La coopération pétrolière entre l’Algérie et le Tchad franchit une nouvelle étape. L’Autorité de régulation des hydrocarbures (ARH) a dépêché une délégation à N’Djamena pour une mission de travail programmée du 10 au 19 septembre. Cette initiative traduit concrètement le mémorandum d’entente paraphé à Alger le 23 avril dernier avec l’organisme de régulation tchadien.
L’ARH renforce la coopération pétrolière avec le Tchad
Selon un communiqué diffusé jeudi par l’ARH, cette mission s’inscrit dans la continuité des échanges techniques amorcés plusieurs mois auparavant. Elle vise à consolider un partenariat déjà engagé entre les deux institutions de régulation.
Le déplacement fait suite à la venue en Algérie, en juin dernier, d’une délégation de l’Autorité de Régulation du Secteur Pétrolier Aval du Tchad (ARSAT). Cette première rencontre avait permis de poser les bases d’une collaboration technique approfondie.
L’objectif affiché consiste à intensifier le partage d’expertises et d’expériences entre les deux parties. L’ARH souhaite accompagner son homologue tchadienne dans le développement de ses capacités de régulation du secteur des hydrocarbures.
Les axes prioritaires de la mission à N’Djamena
Cette mission couvre un large éventail de domaines liés à la régulation du secteur pétrolier. Elle porte notamment sur la sécurité, la gestion des risques et le contrôle en matière de santé, de sécurité et d’environnement.
La sécurité des équipements figure également au programme des échanges. L’Algérie apportera son savoir-faire en matière de régulation des activités du secteur pétrolier aval ainsi que dans le développement des infrastructures énergétiques.
Un accompagnement technique global
Au-delà des aspects réglementaires, la délégation algérienne partagera son expérience sur la gestion opérationnelle des installations.
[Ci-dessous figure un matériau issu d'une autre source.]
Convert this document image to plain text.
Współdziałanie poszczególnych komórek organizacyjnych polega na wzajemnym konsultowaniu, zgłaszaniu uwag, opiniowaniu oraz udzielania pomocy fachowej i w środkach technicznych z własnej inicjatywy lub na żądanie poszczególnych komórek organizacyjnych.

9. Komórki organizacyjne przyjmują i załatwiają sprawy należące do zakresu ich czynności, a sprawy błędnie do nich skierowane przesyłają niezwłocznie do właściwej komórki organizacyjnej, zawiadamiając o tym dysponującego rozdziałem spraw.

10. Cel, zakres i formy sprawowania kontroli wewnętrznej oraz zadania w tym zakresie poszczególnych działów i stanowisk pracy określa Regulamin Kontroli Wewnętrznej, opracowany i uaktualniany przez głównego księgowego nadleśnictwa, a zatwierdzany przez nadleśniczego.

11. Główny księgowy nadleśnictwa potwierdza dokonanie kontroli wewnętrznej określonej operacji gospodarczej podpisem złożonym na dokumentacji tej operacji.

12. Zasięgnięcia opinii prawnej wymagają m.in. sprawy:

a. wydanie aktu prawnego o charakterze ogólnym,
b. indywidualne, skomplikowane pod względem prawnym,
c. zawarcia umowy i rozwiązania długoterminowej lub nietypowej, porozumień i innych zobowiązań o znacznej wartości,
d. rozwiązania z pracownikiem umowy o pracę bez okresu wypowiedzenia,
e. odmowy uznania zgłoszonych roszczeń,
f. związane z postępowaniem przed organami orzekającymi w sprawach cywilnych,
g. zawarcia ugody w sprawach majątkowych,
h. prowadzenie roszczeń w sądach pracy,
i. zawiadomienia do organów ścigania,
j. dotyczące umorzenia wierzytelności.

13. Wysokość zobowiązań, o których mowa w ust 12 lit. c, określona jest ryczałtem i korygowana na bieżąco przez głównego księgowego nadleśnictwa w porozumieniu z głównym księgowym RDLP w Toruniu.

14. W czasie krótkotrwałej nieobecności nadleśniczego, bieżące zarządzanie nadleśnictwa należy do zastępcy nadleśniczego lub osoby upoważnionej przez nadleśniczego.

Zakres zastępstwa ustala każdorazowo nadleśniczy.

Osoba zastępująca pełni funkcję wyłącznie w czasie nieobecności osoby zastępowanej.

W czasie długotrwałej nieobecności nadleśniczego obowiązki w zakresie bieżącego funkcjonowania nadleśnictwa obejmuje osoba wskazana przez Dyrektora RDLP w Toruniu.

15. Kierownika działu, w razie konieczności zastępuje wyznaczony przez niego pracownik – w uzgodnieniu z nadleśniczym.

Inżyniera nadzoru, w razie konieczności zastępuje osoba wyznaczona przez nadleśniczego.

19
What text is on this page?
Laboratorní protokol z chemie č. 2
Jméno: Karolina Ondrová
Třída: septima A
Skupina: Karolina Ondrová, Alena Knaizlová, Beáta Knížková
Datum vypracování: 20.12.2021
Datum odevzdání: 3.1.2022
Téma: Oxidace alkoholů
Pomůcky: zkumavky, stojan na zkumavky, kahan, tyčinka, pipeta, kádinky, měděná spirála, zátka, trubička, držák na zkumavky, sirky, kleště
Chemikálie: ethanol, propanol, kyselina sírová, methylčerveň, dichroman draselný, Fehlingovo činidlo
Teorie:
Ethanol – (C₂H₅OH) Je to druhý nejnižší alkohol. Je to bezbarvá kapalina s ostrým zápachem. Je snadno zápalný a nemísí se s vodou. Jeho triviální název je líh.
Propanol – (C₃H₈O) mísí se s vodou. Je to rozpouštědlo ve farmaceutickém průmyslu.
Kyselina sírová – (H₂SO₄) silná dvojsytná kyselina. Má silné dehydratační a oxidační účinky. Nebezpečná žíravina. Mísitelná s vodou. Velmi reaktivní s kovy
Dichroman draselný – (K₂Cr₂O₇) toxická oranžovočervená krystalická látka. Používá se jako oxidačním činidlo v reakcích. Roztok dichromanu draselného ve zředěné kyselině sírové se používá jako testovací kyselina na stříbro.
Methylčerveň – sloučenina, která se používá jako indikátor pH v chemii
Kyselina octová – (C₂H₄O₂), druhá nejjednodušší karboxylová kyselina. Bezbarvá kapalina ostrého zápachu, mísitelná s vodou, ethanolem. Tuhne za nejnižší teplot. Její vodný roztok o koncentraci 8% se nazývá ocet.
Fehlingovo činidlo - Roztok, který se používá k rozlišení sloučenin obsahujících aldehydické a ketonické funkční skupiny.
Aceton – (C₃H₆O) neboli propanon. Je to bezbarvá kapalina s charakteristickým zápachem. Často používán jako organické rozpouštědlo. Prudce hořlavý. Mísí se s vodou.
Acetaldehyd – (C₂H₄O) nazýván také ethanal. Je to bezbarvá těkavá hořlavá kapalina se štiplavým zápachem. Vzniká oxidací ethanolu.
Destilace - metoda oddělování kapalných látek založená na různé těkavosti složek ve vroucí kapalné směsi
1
Cet accompagnement doit permettre à l’ARSAT de renforcer ses dispositifs de contrôle et de supervision.
Le programme prévoit un transfert de compétences dans plusieurs spécialités techniques. Ce volet vise à renforcer les capacités des personnels de l’Autorité tchadienne dans leurs différents champs d’intervention.
La transformation numérique au cœur du partenariat pétrolier
La modernisation des processus constitue un axe majeur de cette coopération pétrolière. Les échanges porteront sur la transformation numérique des activités de l’organisme tchadien.
Les deux institutions travailleront au développement d’outils destinés à moderniser les méthodes de travail. Cette digitalisation doit améliorer l’efficacité et la fiabilité des opérations de régulation menées au Tchad.
Ce chantier numérique reflète une volonté commune d’adapter les autorités de régulation aux exigences actuelles du secteur énergétique. Il s’appuie sur l’expérience acquise par l’ARH en Algérie.
Ateliers et visites techniques sur les installations d’hydrocarbures
La mission ne se limite pas à des discussions théoriques entre experts. Elle comprend l’organisation d’ateliers de travail et de visites sur des sites industriels tchadiens.
Ces déplacements sur le terrain permettront aux deux délégations de confronter leurs pratiques et méthodes. Ils offriront l’occasion d’analyser concrètement les enjeux liés aux installations d’hydrocarbures.
Les participants aborderont les défis techniques, opérationnels et réglementaires propres à ces infrastructures. Ce dialogue direct favorise le partage des meilleures pratiques entre les deux autorités.
Une dynamique de coopération entre régulateurs africains
Cette mission s’intègre pleinement dans la mise en œuvre progressive du mémorandum d’entente. Elle illustre la volonté des deux pays de bâtir une relation durable dans le domaine énergétique.
Le partenariat couvre la régulation, le renforcement des capacités, la transformation numérique et l’expertise technique. Ces différents volets structurent une coopération pétrolière appelée à s’inscrire dans la durée.
Un modèle de collaboration continentale
Au-delà de la relation bilatérale, cette démarche soutient le rapprochement entre autorités africaines de régulation. Elle contribue à renforcer les liens entre organismes chargés d’encadrer le secteur des hydrocarbures sur le continent.
L’Algérie, forte de son expérience dans l’industrie pétrolière et gazière, se positionne ainsi comme un partenaire de référence. Son expertise profite désormais aux pays africains désireux de structurer leur régulation énergétique.
Cette mission à N’Djamena confirme la volonté d’Alger de partager son savoir-faire dans la régulation des hydrocarbures. En accompagnant le Tchad, l’ARH participe à l’émergence d’une coopération pétrolière africaine plus solide et intégrée.